Ahaz proclaims the sign that the Lord will give: a virgin shall give birth to a son, Emmanuel.
The Lord is the King of Glory who established the earth.
Paul greets the community at Rome and declares himself a servant of Christ Jesus.
An angel appears to Joseph, directing him to take Mary as his wife and telling him that the child she will bear will be called Emmanuel.
Gospel MT 1:18-24
This is how the birth of Jesus Christ came about.
When his mother Mary was betrothed to Joseph,
but before they lived together,
she was found with child through the Holy Spirit.
Joseph her husband, since he was a righteous man,
yet unwilling to expose her to shame,
decided to divorce her quietly.
Such was his intention when, behold,
the angel of the Lord appeared to him in a dream and said,
“Joseph, son of David,
do not be afraid to take Mary your wife into your home.
For it is through the Holy Spirit
that this child has been conceived in her.
She will bear a son and you are to name him Jesus,
because he will save his people from their sins.”
All this took place to fulfill what the Lord had said through the prophet:
Behold, the virgin shall conceive and bear a son,
and they shall name him Emmanuel,
which means “God is with us.”
When Joseph awoke,
he did as the angel of the Lord had commanded him
and took his wife into his home.
Background on the Gospel Reading
Finally, on this the Fourth Sunday of Advent, our Gospel Reading permits us to begin our contemplation of the mystery of the Incarnation we celebrate at Christmas: “Now this is how the birth of Jesus Christ came about” (Matthew 1:18).
The Gospel of Matthew tells the story of the birth of Jesus from Joseph’s perspective.

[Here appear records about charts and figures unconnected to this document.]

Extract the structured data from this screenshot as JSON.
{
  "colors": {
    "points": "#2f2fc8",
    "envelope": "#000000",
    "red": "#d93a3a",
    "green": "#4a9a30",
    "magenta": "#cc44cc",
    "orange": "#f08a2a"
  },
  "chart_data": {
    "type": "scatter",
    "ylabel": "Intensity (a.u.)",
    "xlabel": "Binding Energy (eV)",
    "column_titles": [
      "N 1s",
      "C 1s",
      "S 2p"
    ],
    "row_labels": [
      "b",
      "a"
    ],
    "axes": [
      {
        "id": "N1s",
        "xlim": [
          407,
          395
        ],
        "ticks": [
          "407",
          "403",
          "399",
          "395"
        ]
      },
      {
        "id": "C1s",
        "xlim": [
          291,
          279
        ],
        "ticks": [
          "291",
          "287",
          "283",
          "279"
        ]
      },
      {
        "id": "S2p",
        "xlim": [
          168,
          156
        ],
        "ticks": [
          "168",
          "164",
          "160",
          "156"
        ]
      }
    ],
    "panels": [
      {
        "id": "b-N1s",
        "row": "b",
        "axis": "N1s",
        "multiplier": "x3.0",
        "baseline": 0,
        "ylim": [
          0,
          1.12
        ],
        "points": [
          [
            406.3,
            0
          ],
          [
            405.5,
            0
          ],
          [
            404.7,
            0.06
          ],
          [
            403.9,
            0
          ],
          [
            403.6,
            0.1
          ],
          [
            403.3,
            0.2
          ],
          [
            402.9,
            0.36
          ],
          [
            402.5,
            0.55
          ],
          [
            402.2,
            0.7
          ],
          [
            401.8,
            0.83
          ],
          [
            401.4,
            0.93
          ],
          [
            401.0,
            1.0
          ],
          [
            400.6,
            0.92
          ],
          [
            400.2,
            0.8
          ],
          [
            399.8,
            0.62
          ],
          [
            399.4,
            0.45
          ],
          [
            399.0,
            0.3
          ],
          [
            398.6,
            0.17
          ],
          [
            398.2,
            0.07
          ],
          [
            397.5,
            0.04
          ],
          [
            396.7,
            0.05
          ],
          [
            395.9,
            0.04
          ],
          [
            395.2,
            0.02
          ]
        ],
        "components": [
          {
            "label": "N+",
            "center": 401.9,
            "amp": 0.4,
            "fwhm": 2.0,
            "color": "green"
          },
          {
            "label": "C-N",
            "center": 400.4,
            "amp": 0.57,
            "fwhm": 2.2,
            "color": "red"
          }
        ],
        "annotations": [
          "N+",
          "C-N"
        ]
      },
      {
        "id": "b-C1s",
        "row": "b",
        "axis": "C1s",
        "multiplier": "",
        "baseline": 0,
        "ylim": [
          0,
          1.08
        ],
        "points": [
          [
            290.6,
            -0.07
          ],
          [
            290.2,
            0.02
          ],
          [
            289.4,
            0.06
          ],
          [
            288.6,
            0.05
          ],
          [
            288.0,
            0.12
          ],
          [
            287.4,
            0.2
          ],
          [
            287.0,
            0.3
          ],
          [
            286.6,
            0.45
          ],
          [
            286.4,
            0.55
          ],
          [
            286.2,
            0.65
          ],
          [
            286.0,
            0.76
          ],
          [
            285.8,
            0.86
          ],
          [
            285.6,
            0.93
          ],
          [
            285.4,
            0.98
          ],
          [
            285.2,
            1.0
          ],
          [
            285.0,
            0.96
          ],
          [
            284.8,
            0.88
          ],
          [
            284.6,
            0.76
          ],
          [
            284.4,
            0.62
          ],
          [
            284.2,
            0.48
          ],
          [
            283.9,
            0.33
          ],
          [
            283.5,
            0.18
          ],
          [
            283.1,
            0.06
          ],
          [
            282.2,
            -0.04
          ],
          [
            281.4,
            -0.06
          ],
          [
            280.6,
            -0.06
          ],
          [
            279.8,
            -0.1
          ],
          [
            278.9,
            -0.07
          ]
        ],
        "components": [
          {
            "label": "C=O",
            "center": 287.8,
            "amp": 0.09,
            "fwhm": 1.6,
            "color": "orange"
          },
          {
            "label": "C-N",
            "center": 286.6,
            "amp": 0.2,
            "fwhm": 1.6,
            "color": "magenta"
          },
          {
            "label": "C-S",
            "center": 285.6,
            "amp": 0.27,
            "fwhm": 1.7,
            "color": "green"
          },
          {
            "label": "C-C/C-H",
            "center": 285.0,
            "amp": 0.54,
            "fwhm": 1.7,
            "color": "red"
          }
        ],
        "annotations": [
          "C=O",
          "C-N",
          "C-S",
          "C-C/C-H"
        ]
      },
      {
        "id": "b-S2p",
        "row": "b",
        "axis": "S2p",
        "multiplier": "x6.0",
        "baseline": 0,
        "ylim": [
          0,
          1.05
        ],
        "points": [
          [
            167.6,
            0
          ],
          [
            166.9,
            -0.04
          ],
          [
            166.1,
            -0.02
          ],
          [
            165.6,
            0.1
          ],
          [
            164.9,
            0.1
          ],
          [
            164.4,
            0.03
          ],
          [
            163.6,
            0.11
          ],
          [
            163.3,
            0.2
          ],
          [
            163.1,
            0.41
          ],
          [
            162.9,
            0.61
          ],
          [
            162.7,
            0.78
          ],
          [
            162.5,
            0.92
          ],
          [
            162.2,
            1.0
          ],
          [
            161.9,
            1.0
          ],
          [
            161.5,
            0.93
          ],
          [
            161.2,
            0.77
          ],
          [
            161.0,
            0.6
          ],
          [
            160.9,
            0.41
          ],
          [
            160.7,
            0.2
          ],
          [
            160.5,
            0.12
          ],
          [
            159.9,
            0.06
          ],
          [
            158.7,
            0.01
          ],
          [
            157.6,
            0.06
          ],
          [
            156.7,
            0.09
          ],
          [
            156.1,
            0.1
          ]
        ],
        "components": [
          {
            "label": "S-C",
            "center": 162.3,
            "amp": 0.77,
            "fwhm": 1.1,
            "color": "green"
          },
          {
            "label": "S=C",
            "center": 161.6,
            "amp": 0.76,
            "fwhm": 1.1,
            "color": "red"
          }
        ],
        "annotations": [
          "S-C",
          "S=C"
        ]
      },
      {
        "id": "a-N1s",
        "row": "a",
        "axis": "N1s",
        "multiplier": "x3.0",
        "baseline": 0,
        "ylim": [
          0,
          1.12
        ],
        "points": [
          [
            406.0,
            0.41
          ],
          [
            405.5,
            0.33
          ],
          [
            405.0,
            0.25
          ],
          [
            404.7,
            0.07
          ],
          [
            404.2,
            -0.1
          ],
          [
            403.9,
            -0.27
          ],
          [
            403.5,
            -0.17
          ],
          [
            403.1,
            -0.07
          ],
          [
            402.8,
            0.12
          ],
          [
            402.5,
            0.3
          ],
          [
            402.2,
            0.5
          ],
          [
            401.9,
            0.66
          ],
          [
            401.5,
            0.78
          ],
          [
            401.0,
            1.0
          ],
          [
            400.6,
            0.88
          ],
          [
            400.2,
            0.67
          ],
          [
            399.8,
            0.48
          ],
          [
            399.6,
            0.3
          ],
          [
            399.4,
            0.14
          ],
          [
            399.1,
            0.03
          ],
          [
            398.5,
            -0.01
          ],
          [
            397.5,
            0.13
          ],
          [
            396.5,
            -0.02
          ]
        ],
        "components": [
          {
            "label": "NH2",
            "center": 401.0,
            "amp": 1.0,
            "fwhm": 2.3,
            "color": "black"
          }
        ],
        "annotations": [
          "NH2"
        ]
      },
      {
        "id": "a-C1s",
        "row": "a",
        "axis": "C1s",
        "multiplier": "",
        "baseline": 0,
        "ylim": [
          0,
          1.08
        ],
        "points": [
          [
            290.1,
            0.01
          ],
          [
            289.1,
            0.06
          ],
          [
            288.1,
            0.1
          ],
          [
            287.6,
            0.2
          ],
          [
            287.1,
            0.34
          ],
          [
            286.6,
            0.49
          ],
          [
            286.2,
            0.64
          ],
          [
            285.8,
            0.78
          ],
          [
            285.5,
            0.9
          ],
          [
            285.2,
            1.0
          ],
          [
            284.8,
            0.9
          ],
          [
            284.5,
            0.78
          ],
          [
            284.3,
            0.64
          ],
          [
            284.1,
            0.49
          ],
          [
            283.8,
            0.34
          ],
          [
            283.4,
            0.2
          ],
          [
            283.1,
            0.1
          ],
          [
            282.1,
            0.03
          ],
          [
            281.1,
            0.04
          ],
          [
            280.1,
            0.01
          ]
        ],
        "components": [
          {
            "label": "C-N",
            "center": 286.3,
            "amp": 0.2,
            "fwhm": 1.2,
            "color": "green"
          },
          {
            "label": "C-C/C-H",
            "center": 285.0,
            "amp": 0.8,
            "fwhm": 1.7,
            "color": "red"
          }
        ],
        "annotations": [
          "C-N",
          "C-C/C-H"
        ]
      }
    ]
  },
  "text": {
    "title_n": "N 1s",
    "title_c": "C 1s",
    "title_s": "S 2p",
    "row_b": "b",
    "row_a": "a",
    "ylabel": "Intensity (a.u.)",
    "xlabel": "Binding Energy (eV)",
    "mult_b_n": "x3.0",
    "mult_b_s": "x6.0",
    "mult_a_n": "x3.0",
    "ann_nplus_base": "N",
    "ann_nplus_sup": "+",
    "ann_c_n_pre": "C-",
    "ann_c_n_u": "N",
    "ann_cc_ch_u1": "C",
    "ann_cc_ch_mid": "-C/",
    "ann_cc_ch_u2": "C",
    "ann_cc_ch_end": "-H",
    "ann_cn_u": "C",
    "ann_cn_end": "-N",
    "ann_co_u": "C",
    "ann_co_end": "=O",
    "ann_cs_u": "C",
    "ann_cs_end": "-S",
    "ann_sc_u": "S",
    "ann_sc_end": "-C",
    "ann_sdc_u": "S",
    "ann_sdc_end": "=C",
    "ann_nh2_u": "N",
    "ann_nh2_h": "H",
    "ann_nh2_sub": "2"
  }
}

Today’s Gospel passage is the second movement in this story. In the preceding verses of the first chapter of Matthew’s Gospel, the Evangelist has listed the genealogy of Jesus, tracing his lineage through King David to Abraham. In the chapter to follow, Matthew tells of the visit from the Magi, the Holy Family’s flight into Egypt, and Herod’s massacre of the infants in Bethlehem. (The other stories which we associate with Christmas, the Annunciation, the Visitation, the angel and the shepherds, are found in the Gospel of Luke).
We must not gloss over too quickly the difficult circumstances described in today’s Gospel. The way that Joseph and Mary face these circumstances tells us much about these holy people and their faith in God. Joseph and Mary are betrothed to be married. This is sometimes described as an engagement period, but it is more than that. Betrothal in first century Jewish culture was in fact the first part of the marriage contract. A breach of this contract was considered adultery. Mary is found to be with child. If adultery is proven, the punishment might be death. Joseph has rights under Mosaic law, but chooses to act discreetly in his plans to break the marriage contract, so as to protect Mary. Then God intervenes.
The message of the angel of the Lord given to Joseph in his dream tells us much about the child that Mary bears and his role in God’s plan. He is conceived by the Holy Spirit. His name will be Jesus, which in the Hebrew means “Yahweh saves.” He will be the fulfillment of the prophecy heard in today’s first reading from Isaiah: “. . . The virgin shall be with child . . . and shall name him Emmanuel [God with us].”
Joseph does as the angel of the Lord directs. He takes Mary to be his wife and accepts the child in her womb as his own. Joseph and Mary are both cooperative with God’s plan. They are both models for us of what it means to be faithful servants of God.
Joseph and Mary are our models for family life and for service of God. Even when the circumstances seemed unclear, Joseph trusted God. Healthy family life is built upon trust, trust in God and trust of one another.
Spend some time talking as a family about the importance of trust in your family life, including the ways in which the children trust the adults in the family as well as the ways in which the adults trust the children. Then read today’s Gospel. Talk about Joseph’s trust of God and reflect together on how your family trusts in God.
Pray together that your family life will be built on trust, as was the family life of Joseph and Mary. Pray and sing together an Advent song, such as “O Come, O Come, Emmanuel.”